Unfortunately, a beautiful sticker that hung there for years recently disappeared from the curl (a urinal) at the Torensluis in Amsterdam. It showed a curly haired man looking at you with a challenging look. Above that the text: ‘Your cash on delivery lundi‘: I’ll pay you back on Monday. You immediately understand, from the young man’s look, that you can forget it: he is not going to pay you back on Monday. Not on Monday and not ever.

‘Je te rembourse lundi’ sticker in Amsterdam.
Paul Steenhuis

Who the ‘Your cash on delivery lundi‘ sticker is unknown. You can find it in various European cities. The first appeared in Brussels around 2010, reported Vice.

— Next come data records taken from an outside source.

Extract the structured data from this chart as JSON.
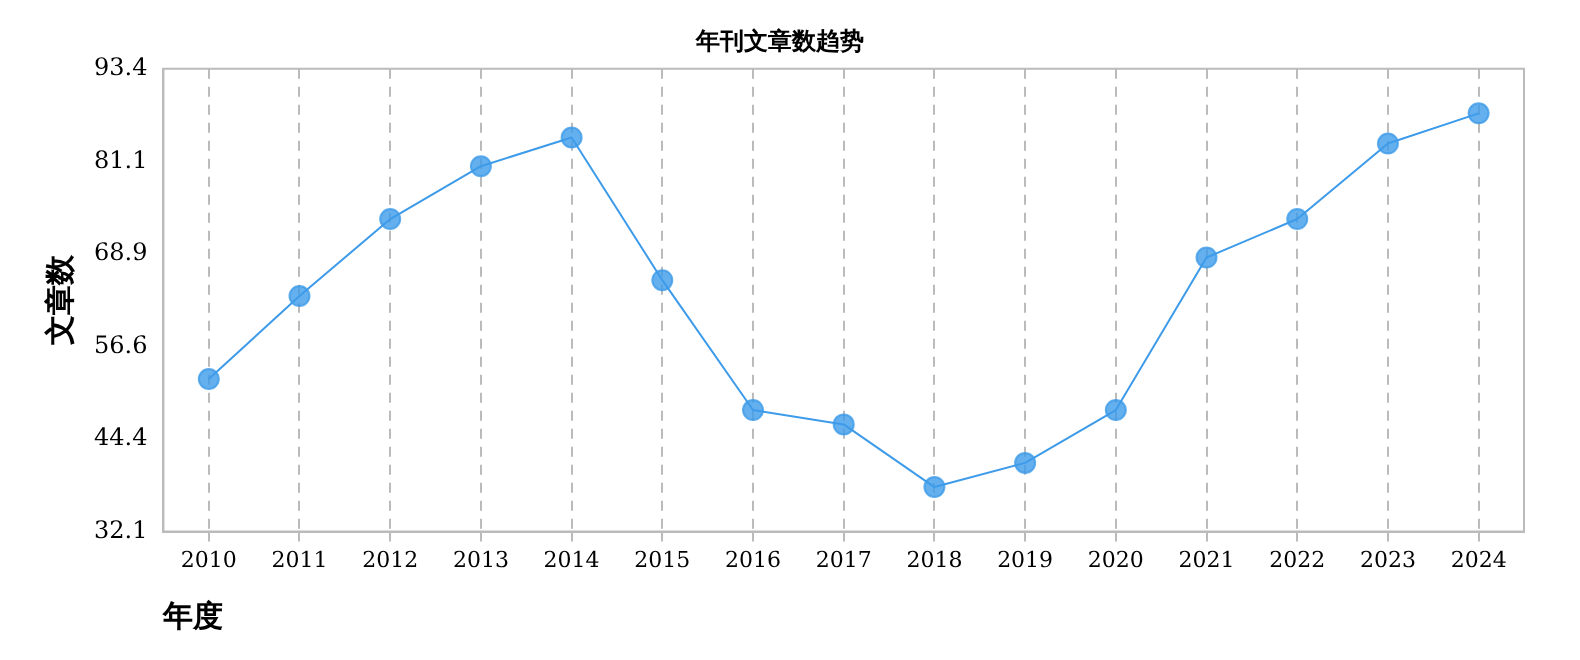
{
  "chart_data": {
    "type": "line",
    "title": "年刊文章数趋势",
    "xlabel": "年度",
    "ylabel": "文章数",
    "categories": [
      "2010",
      "2011",
      "2012",
      "2013",
      "2014",
      "2015",
      "2016",
      "2017",
      "2018",
      "2019",
      "2020",
      "2021",
      "2022",
      "2023",
      "2024"
    ],
    "series": [
      {
        "color": "#3d9be9",
        "values": [
          52.3,
          63.3,
          73.5,
          80.5,
          84.3,
          65.4,
          48.2,
          46.3,
          38.0,
          41.2,
          48.2,
          68.4,
          73.5,
          83.5,
          87.5
        ]
      }
    ],
    "ylim": [
      32.1,
      93.4
    ],
    "yticks": [
      32.1,
      44.4,
      56.6,
      68.9,
      81.1,
      93.4
    ],
    "grid": "x",
    "legend": false,
    "marker": "circle",
    "line_style": "solid"
  }
}
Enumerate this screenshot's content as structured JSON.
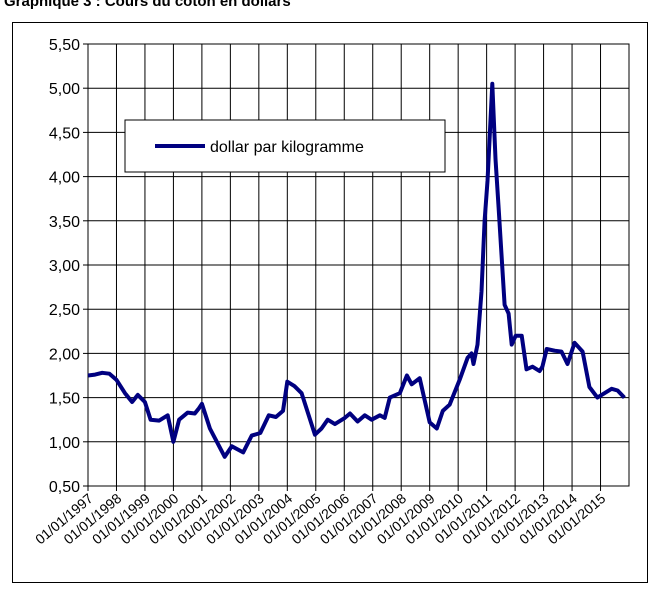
{
  "chart_data": {
    "type": "line",
    "title": "Graphique 3 : Cours du coton en dollars",
    "x": [
      1997.0,
      1997.25,
      1997.5,
      1997.75,
      1998.0,
      1998.3,
      1998.55,
      1998.75,
      1999.0,
      1999.2,
      1999.5,
      1999.8,
      2000.0,
      2000.2,
      2000.5,
      2000.75,
      2000.9,
      2001.0,
      2001.28,
      2001.8,
      2002.05,
      2002.45,
      2002.75,
      2003.05,
      2003.35,
      2003.6,
      2003.85,
      2004.0,
      2004.25,
      2004.5,
      2004.8,
      2004.97,
      2005.2,
      2005.42,
      2005.67,
      2006.02,
      2006.2,
      2006.47,
      2006.72,
      2006.96,
      2007.25,
      2007.42,
      2007.6,
      2007.95,
      2008.2,
      2008.37,
      2008.65,
      2009.0,
      2009.25,
      2009.46,
      2009.7,
      2010.05,
      2010.33,
      2010.47,
      2010.54,
      2010.68,
      2010.82,
      2010.93,
      2011.03,
      2011.2,
      2011.31,
      2011.42,
      2011.63,
      2011.77,
      2011.88,
      2012.02,
      2012.23,
      2012.4,
      2012.61,
      2012.86,
      2012.96,
      2013.11,
      2013.39,
      2013.63,
      2013.84,
      2014.09,
      2014.37,
      2014.61,
      2014.89,
      2015.14,
      2015.39,
      2015.6,
      2015.84
    ],
    "series": [
      {
        "name": "dollar par kilogramme",
        "color": "#000080",
        "values": [
          1.75,
          1.76,
          1.78,
          1.77,
          1.7,
          1.55,
          1.45,
          1.53,
          1.45,
          1.25,
          1.24,
          1.3,
          1.0,
          1.25,
          1.33,
          1.32,
          1.38,
          1.43,
          1.15,
          0.83,
          0.95,
          0.88,
          1.07,
          1.1,
          1.3,
          1.28,
          1.35,
          1.68,
          1.63,
          1.55,
          1.25,
          1.08,
          1.15,
          1.25,
          1.2,
          1.27,
          1.32,
          1.23,
          1.3,
          1.25,
          1.3,
          1.27,
          1.5,
          1.55,
          1.75,
          1.65,
          1.72,
          1.22,
          1.15,
          1.35,
          1.42,
          1.7,
          1.95,
          2.0,
          1.88,
          2.1,
          2.7,
          3.5,
          3.95,
          5.05,
          4.2,
          3.65,
          2.55,
          2.45,
          2.1,
          2.2,
          2.2,
          1.82,
          1.85,
          1.8,
          1.85,
          2.05,
          2.03,
          2.02,
          1.88,
          2.12,
          2.02,
          1.62,
          1.5,
          1.55,
          1.6,
          1.58,
          1.5
        ]
      }
    ],
    "xlim": [
      1997,
      2016
    ],
    "xticks": [
      {
        "value": 1997,
        "label": "01/01/1997"
      },
      {
        "value": 1998,
        "label": "01/01/1998"
      },
      {
        "value": 1999,
        "label": "01/01/1999"
      },
      {
        "value": 2000,
        "label": "01/01/2000"
      },
      {
        "value": 2001,
        "label": "01/01/2001"
      },
      {
        "value": 2002,
        "label": "01/01/2002"
      },
      {
        "value": 2003,
        "label": "01/01/2003"
      },
      {
        "value": 2004,
        "label": "01/01/2004"
      },
      {
        "value": 2005,
        "label": "01/01/2005"
      },
      {
        "value": 2006,
        "label": "01/01/2006"
      },
      {
        "value": 2007,
        "label": "01/01/2007"
      },
      {
        "value": 2008,
        "label": "01/01/2008"
      },
      {
        "value": 2009,
        "label": "01/01/2009"
      },
      {
        "value": 2010,
        "label": "01/01/2010"
      },
      {
        "value": 2011,
        "label": "01/01/2011"
      },
      {
        "value": 2012,
        "label": "01/01/2012"
      },
      {
        "value": 2013,
        "label": "01/01/2013"
      },
      {
        "value": 2014,
        "label": "01/01/2014"
      },
      {
        "value": 2015,
        "label": "01/01/2015"
      }
    ],
    "ylim": [
      0.5,
      5.5
    ],
    "yticks": [
      {
        "value": 0.5,
        "label": "0,50"
      },
      {
        "value": 1.0,
        "label": "1,00"
      },
      {
        "value": 1.5,
        "label": "1,50"
      },
      {
        "value": 2.0,
        "label": "2,00"
      },
      {
        "value": 2.5,
        "label": "2,50"
      },
      {
        "value": 3.0,
        "label": "3,00"
      },
      {
        "value": 3.5,
        "label": "3,50"
      },
      {
        "value": 4.0,
        "label": "4,00"
      },
      {
        "value": 4.5,
        "label": "4,50"
      },
      {
        "value": 5.0,
        "label": "5,00"
      },
      {
        "value": 5.5,
        "label": "5,50"
      }
    ],
    "grid": true,
    "legend": "upper left"
  }
}
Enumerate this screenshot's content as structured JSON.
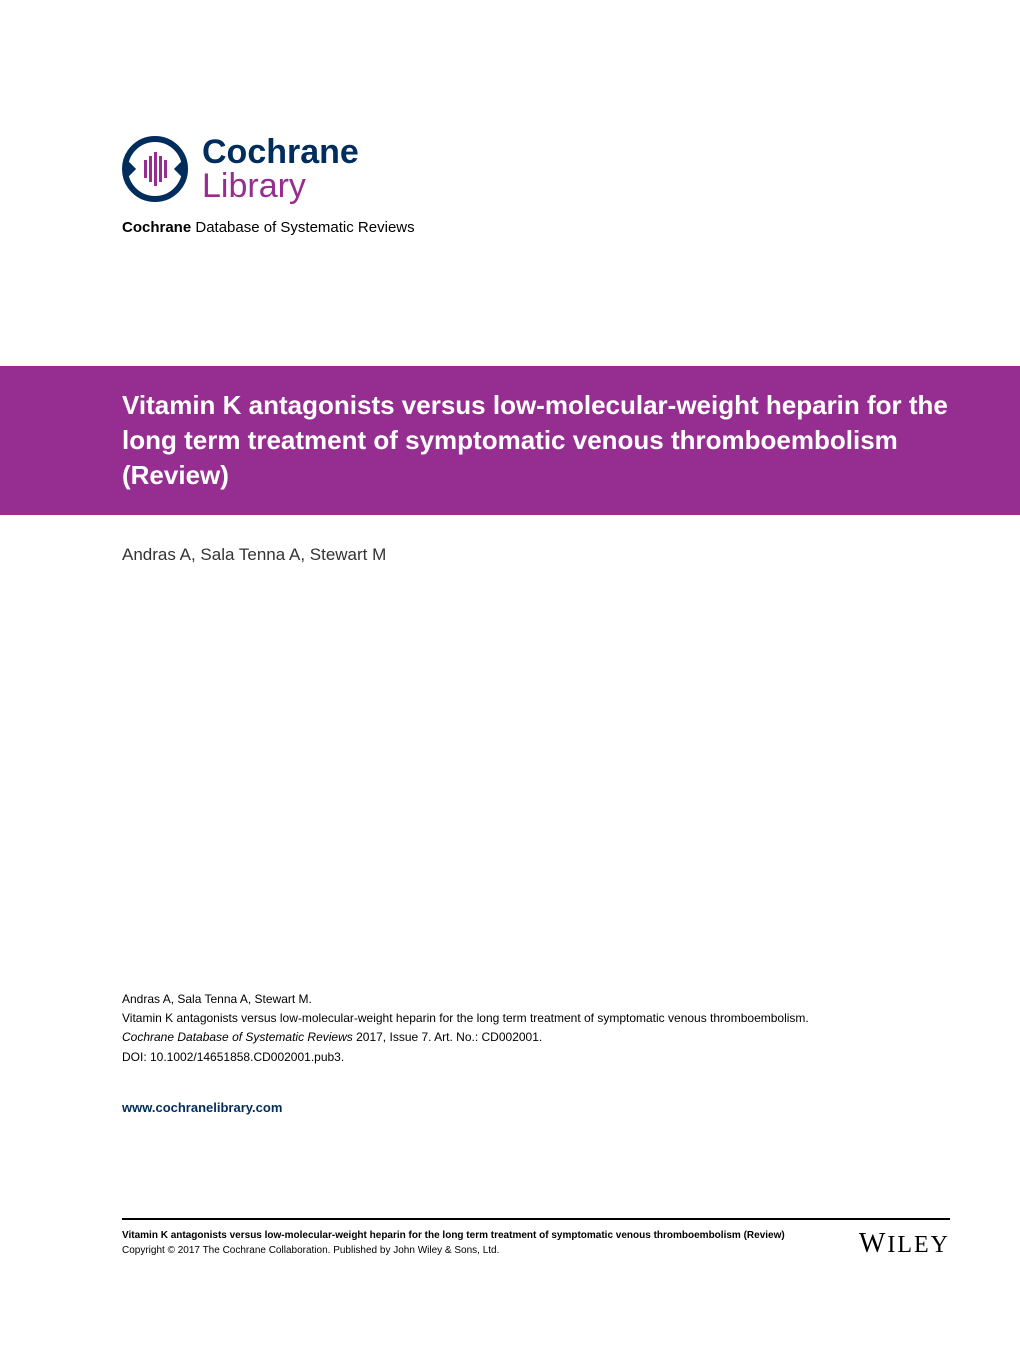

That magazine made a vain attempt to find the maker. It did find an anonymous one Brussels site with the title ‘Your cash on delivery lundi‘, where you can buy the sticker, a T-shirt and follow-up stickers (‘lundi promis‘: Monday, promise). It looks like it’s a deliberately mysterious sticker, to tell a story, a urban legendabout creating a non-refundable type ((self-portrait of the artist?) That worked out well.

The anonymous sticker-Banksy depicting the ‘Your cash on delivery lundi‘ sticker, has created a highlight of contemporary European sticky cultural heritage. Image and text together strongly evoke a grating, melancholic feeling of despondency. About broken promises. In friendships. But I also thought of the benefits affair, where victims are repeatedly given empty promises: we will pay you back! Real. Monday.